Subject: Re: personal impression of issues on netbsd/macppc
To: Tim Kelly <firstname.lastname@example.org>
From: =?ISO-8859-1?Q?Timo_Sch=F6ler?= <email@example.com>
Date: 11/18/2004 22:24:01
> Ok, clearly we've sparked some good discussion.
> At this time, I would like to ask the macppc community to discuss
> whether or not we should petition core to drop macppc from the RC cycle
> until we get a better handle on these bugs. 2.0 is a major milestone for
> NetBSD, and I don't think we should put something out that isn't as
> polished as possible. I understand through the grapevine that if we were
> to ask for the cycle freeze we would not be the only port to do this
> (actually, it might be imposed as opposed to voluntarily on a couple
> ports, but we are under consideration as well).

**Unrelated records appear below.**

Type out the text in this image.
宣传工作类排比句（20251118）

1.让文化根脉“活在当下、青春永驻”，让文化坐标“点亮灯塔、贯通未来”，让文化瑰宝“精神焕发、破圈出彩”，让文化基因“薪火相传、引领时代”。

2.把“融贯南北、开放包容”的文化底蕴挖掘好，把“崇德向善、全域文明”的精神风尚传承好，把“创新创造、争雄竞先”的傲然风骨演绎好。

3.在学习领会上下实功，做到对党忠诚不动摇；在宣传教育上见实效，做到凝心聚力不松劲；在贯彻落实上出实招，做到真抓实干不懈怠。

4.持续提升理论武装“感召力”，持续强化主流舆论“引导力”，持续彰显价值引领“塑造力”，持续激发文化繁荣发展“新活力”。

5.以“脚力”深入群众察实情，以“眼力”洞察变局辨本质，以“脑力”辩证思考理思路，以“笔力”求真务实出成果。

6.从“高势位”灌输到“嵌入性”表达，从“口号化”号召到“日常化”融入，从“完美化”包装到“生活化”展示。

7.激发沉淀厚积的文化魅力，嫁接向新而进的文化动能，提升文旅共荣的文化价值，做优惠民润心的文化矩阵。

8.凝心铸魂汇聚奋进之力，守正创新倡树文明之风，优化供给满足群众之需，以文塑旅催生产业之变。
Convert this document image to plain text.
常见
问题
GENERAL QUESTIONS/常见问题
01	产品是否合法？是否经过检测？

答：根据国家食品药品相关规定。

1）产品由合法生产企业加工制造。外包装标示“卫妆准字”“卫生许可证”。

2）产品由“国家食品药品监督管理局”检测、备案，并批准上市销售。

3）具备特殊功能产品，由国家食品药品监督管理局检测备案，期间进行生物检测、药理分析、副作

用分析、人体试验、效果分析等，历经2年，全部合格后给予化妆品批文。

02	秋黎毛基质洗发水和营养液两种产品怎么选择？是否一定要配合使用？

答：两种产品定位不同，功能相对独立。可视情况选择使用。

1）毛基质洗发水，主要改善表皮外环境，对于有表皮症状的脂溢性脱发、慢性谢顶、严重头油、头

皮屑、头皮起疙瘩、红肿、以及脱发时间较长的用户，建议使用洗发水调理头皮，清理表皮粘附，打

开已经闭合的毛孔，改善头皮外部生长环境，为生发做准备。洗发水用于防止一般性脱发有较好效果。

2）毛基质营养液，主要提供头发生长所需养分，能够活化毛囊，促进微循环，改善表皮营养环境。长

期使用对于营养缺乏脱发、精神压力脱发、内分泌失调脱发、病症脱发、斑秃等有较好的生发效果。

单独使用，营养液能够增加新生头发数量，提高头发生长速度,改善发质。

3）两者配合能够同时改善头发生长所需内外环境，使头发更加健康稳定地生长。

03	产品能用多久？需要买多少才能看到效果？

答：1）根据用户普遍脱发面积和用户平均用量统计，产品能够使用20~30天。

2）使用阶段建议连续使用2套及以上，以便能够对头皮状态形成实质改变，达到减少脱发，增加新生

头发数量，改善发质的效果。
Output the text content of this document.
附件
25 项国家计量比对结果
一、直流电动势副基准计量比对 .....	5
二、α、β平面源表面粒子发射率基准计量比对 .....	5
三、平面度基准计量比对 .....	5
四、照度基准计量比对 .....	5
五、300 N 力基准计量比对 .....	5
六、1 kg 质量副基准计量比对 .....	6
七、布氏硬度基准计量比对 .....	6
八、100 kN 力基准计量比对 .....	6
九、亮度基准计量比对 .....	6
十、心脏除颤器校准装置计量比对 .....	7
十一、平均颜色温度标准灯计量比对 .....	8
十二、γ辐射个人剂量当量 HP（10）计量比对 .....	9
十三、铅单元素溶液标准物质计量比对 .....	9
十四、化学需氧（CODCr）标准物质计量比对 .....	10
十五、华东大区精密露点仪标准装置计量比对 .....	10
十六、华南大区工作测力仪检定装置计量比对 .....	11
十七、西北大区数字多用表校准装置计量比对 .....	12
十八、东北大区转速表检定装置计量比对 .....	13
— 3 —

yes. if i had to decide ;), i'd drop a few ports from the 2.0 release in
i) stabilize those ports
ii) get 2.0 out (finally)
the ports which don't make it into 2.0 release should focus on
bugfixing, not adding features like gfx board x runs X, y doesn't yet,
so let's add support for y etc. etc.
that is, for the macppc port, fixing the mfs /tmp issue (as i read
before, a patch seems to be available, but not committed yet), the SCSI
sync stuff, MP related panics, and, as a patch is available (?), the
vgahw issue on leaving X to console.
a nice way to go (IM very HO) would look like this:
* stable & enough polished ports -> 2.0
* ports dropped from 2.0 release -> 1.6.4, 1.7 or even 1.9?
* reunion in 2.0.n or 2.1
> My point is, we are in danger of holding up the 2.0 release. We can't do
> that. We are better off freezing the RC cycle until we meet our own
> milestones, like a rock solid X.
from the point of view mentioned above, this would be work on
> Then, when we are synced with the
> latest tag, we can announce that macppc is tagged.
2.0.nRC or 2.1RC ;)
> And when we finally
> reach -release quality, we do another announcement.
that would be the point to 'reunion'...
> Everytime we do an
> announcement it brings publicity for NetBSD. That is a lot better than
> releasing something as 2.0 that is probably a step backwards from 1.6.2,
> due to architectural/port issues and not due to the 2.0 kernel.